Em princípio, o raciocínio parece coerente, mas com um certo esforço para ir mais além na elaboração crítica vê-se que mesmo aí reside a ideologia pater-desenvolvimentista que permeia todo o pensamento intelectual progressista na política brasileira, inclusive do audiovisual. O complexo subdesenvolvimentista não permite que ultrapassemos a lógica idealista, que defende a nacionalização do que é nativo e ao mesmo tempo o neoliberalismo como ponta de lança para o crescimento econômico. O problema não reside sequer na coerência do raciocínio intelectual dos críticos e cineastas brasileiros e sim na metáfora que o exprime. Antagonicamente a isso, proponho que refaçamos o caminho que levou a ela: uma autêntica política pública para o cinema brasileiro precisa pensar as suas estratégias não como se curassem a doença nem como se a prevenissem; é preciso abandonar o niilismo no cinema e, como falava Zaratustra, “curar a cura para vivermos a sublime doença”, a potência criativa de reinventar os modos de lidar com o mercado brasileiro herdado de um contexto terceiromundista que não para de repercutir as suas consequências nos dias de hoje. Ou seja, ainda vivemos as consequências do subdesenvolvimento ao qual fomos forçados por fatores internos e externos, de formação nacional, de estilo de desenvolvimento e do tipo de globalização, em nome de uma ambição por desenvolver-se à maneira dos países que, no século passado, eram classificados no "primeiro mundo". Com isso, abandonamos aquilo que deveria ser encarada como a nossa potência política mais transformadora, a capacidade de enfrentar a realidade miserável em que vivemos devorando-a como estética (como na Eztétyka da Fome), para repor diante das várias colonizações políticas e culturais a nossa própria doença tropical como horror e violência, e não paralisia e conformismo aos valores recebidos. Em outras palavras é preciso curar-se de todas as fórmulas que buscam despotencializar a carga de criatividade característica de nossos problemas e de nossa gente e metabolizar os sintomas da doença em um novo corpo do cinema, que seja linha de fuga diante dos complexos de decadência e mesmice do panorama internacional e a sua disputa predatória de mercados alheios.

Em nome de uma luta contra um retrocesso que para muitos parece ter se revelado no ano de 2016, depois que o sistema antidemocrático do cinema brasileiro deu claros sinais de ter sido comprometido em sua produção, e diante do anúncio de uma política de continuidade austera e reacionária por aqueles que forjaram a tomada de assalto do poder Executivo brasileiro, outrora apenas conservador, a comunidade cinematográfica brasileira clama pela continuidade de seus é-de-tais nas mesas de debate dos fest-e-vais. Um medo generalizado enseja a narrativa de uma “buena onda” atribuída às políticas públicas da Ancine e anseia por conservá-la como meta.
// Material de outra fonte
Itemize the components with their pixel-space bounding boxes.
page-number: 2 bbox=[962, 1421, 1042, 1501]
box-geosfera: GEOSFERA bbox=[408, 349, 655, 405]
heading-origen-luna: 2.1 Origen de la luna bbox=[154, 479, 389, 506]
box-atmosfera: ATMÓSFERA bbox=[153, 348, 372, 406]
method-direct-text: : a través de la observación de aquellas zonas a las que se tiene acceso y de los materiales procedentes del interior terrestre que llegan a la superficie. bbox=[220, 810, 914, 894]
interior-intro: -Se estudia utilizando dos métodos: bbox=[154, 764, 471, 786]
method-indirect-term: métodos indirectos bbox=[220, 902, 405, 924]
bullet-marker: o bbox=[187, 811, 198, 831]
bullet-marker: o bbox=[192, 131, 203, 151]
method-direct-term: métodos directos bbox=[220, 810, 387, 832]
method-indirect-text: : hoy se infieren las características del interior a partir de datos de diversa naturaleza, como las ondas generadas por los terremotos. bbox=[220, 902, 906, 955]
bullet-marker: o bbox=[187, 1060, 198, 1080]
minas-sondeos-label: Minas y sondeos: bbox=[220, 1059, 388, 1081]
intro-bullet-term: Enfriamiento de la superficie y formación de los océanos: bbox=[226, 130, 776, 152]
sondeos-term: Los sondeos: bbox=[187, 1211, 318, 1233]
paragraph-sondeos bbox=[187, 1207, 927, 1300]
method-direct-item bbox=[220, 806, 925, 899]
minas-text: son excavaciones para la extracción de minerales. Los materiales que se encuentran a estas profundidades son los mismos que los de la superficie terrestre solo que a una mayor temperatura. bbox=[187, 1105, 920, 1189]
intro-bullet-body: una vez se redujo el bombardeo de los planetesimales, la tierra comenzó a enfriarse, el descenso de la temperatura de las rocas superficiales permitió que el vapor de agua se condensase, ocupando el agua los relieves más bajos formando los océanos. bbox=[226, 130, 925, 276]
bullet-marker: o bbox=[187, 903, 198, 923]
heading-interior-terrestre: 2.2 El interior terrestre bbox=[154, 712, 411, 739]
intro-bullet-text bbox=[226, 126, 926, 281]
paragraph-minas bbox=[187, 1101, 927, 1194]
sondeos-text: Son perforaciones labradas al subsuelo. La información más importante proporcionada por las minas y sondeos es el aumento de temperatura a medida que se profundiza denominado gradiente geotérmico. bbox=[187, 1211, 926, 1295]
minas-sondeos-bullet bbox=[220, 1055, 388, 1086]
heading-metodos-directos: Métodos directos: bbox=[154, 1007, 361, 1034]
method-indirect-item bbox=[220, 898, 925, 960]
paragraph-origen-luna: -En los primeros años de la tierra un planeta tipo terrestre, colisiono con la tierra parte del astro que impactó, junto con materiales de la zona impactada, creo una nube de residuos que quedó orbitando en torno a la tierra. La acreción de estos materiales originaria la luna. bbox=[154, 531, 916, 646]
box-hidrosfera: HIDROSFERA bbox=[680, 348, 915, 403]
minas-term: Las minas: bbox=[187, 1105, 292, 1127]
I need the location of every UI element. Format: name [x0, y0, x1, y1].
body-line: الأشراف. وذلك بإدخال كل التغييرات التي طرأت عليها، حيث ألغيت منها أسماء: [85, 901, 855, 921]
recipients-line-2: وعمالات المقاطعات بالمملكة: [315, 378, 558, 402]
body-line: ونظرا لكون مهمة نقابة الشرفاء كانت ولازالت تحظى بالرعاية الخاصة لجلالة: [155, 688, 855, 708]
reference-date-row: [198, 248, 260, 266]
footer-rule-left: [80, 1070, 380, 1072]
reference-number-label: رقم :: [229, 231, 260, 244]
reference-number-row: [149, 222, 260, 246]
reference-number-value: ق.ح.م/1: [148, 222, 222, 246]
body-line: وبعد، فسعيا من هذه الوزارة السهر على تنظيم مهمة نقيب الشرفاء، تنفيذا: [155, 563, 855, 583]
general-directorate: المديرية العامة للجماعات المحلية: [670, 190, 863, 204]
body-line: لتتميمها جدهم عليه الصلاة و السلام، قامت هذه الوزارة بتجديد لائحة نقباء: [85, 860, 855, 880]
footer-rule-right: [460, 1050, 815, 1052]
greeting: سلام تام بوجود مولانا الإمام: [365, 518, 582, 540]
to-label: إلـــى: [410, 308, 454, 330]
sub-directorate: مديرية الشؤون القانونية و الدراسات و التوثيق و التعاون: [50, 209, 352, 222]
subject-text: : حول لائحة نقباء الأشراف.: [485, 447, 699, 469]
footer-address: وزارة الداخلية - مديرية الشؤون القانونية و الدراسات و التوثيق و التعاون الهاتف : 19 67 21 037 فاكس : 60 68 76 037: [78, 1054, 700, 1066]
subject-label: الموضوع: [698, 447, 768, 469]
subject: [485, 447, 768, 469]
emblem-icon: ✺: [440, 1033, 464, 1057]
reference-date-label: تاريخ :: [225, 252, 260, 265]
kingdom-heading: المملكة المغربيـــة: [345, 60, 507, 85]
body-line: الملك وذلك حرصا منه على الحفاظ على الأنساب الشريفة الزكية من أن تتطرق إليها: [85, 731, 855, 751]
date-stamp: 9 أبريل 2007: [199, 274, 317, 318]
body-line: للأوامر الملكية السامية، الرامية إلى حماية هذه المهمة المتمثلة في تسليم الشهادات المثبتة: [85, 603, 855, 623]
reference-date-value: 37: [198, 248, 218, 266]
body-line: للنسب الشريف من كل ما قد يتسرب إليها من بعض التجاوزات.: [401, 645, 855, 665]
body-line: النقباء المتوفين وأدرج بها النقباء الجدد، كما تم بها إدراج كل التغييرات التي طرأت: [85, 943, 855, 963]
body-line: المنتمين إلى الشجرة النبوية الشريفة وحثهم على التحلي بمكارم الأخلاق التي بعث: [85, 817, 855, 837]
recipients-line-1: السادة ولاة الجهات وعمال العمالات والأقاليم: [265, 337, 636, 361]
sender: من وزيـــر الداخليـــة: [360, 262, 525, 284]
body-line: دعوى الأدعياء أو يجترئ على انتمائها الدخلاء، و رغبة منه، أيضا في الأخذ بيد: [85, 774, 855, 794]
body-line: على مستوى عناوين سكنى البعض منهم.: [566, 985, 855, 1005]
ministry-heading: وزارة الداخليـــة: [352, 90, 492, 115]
Unidos sob o signo do nicho, enredados nos sucessos individuais, desmobilizados politicamente em detrimento de um posicionamento autônomo do cinema contra o paternalismo do Estado, a unidade que tanto se deseja no cinema brasileiro aparece submetida pelo emblema que tomou conta das pautas progressistas pós-impeachment: “cinema brasileiro pela democracia”. Mas para que haja um entendimento claro e distinto do que diferencia um posicionamento condescendente de outro radical, no que concerne a defesa de nossa economia e política cinematográficas, proponho uma reformulação do grito para que seja verdadeiramente de guerra: “pela democracia no cinema brasileiro”.

Sou grato a Guilherme Cavalcanti e Bruno Cava pela leitura e generosa colaboração neste texto.